A UC Davis student will be the first to see the returns from California's statewide election on Thursday -- yes, Thursday. Political science major Michael Montesano, a White House intern, will monitor a computer program he wrote as it tabulates on-line -- for the first time -- the votes of more than 80,000 schoolchildren participating in the League of Women Voters' 1998 California Mock Election. He is one of several UC Davis students who have recently contributed to voter education by placing California voter guides and campaign finance information on the World Wide Web. "Students gain a tremendous sense of accomplishment from seeing their work published in a way that it is contributing to statewide efforts in voter education," says associate professor Geoffrey Wandesforde-Smith, who assigns web-based projects in his political science classes. Janette Girod of Pasadena, a UC Davis senior majoring in environmental biology, designed the web pages visible at the mock election's web site . Although Montesano will oversee voter tabulation from a computer lab at the UC Davis Washington Center, the league will announce the results of the mock election at a news conference in Sacramento Thursday evening.
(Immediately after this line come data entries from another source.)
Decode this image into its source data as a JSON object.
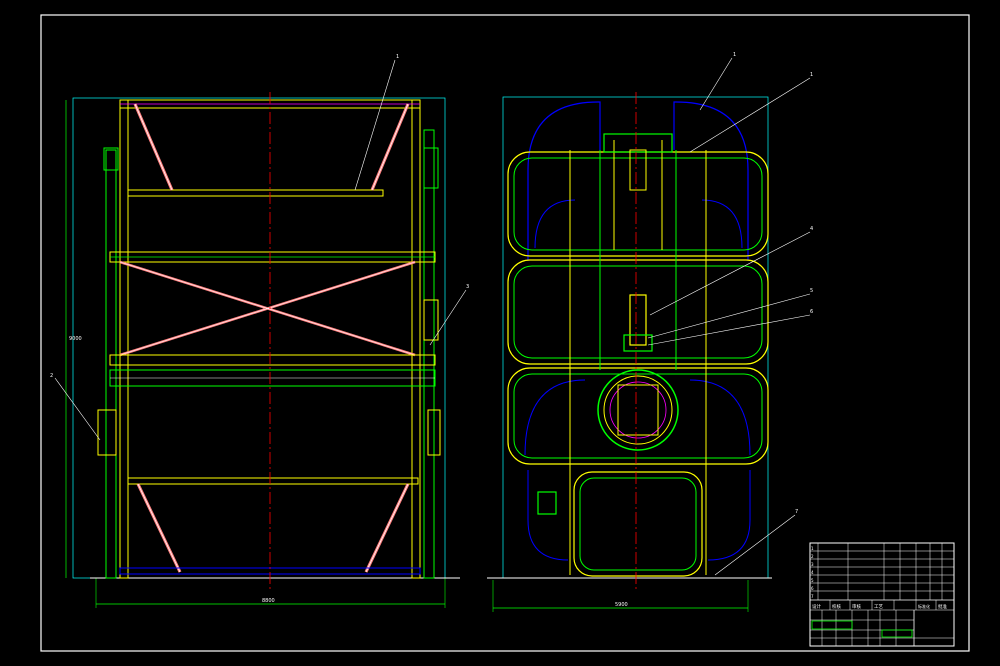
{
  "drawing": {
    "background": "#000000",
    "colors": {
      "frame": "#ffffff",
      "green": "#00ff00",
      "yellow": "#ffff00",
      "red": "#ff0000",
      "blue": "#0000ff",
      "cyan": "#00ffff",
      "magenta": "#ff00ff",
      "pink": "#ff8080"
    },
    "left_view": {
      "overall_width_dim": "8800",
      "overall_height_dim": "9000",
      "callouts": [
        "1",
        "2",
        "3"
      ]
    },
    "right_view": {
      "overall_width_dim": "5900",
      "callouts": [
        "1",
        "1",
        "4",
        "5",
        "6",
        "7"
      ]
    },
    "title_block": {
      "rows": [
        "1",
        "2",
        "3",
        "4",
        "5",
        "6",
        "7"
      ],
      "bottom_labels": [
        "设计",
        "校核",
        "审核",
        "工艺",
        "标准化",
        "批准"
      ]
    }
  }
}
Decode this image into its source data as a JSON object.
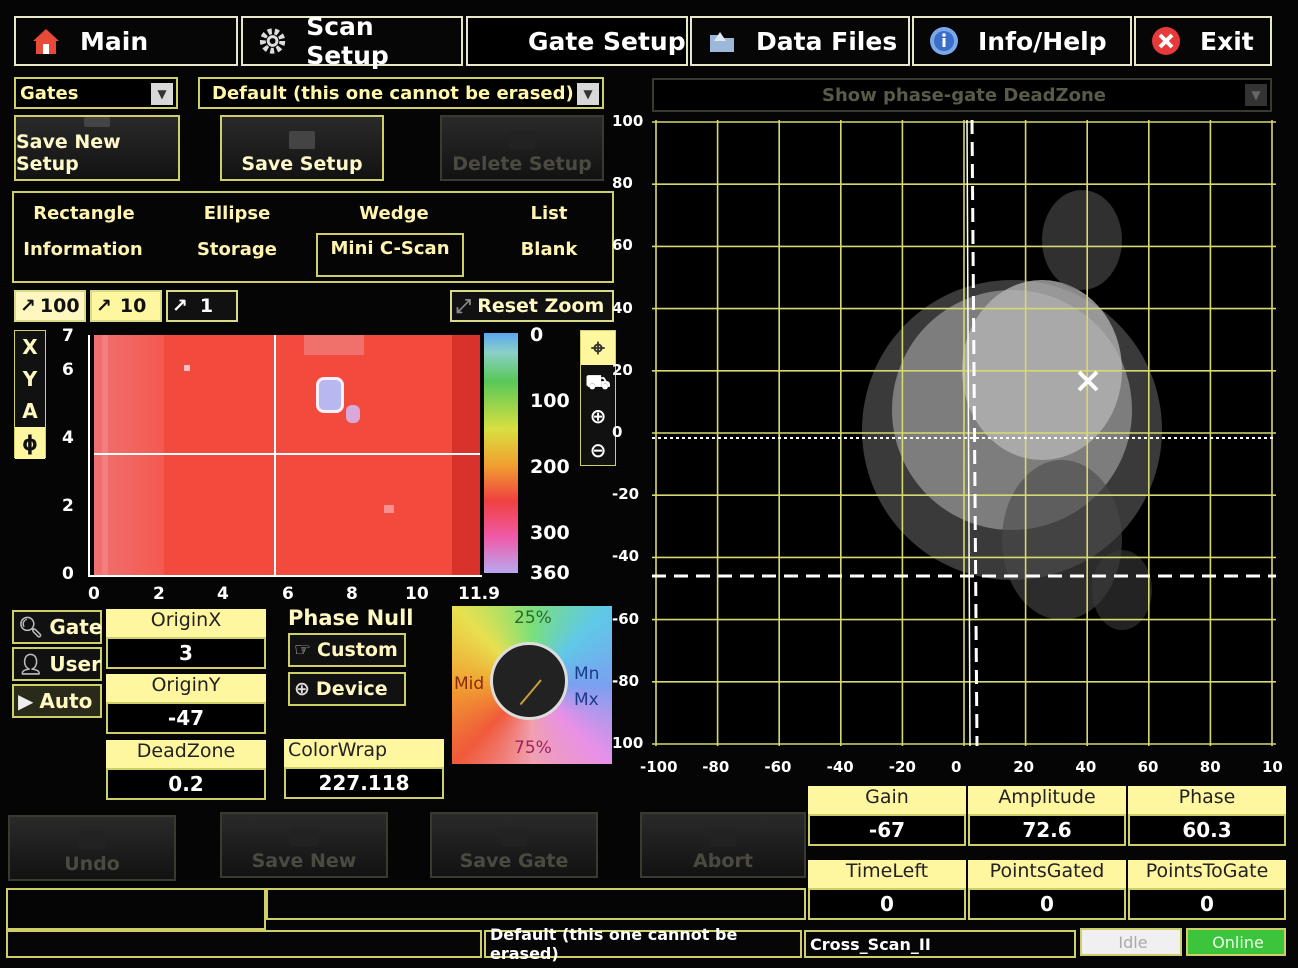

Other projects include: * Senior Jamie Scheidegger of Sacramento adapted the league's guide to judicial elections for the web as an advanced academic project. * Senior Alicia Antonetti of Folsom put 20 students' research on campaign contributions on the California Voter Foundation's web site. Other students this fall will update the site as campaigns meet filing deadlines. * Political science students will help update the foundation's Internet Guide to California's Legislature, which UC Davis students helped create last year, to reflect election results.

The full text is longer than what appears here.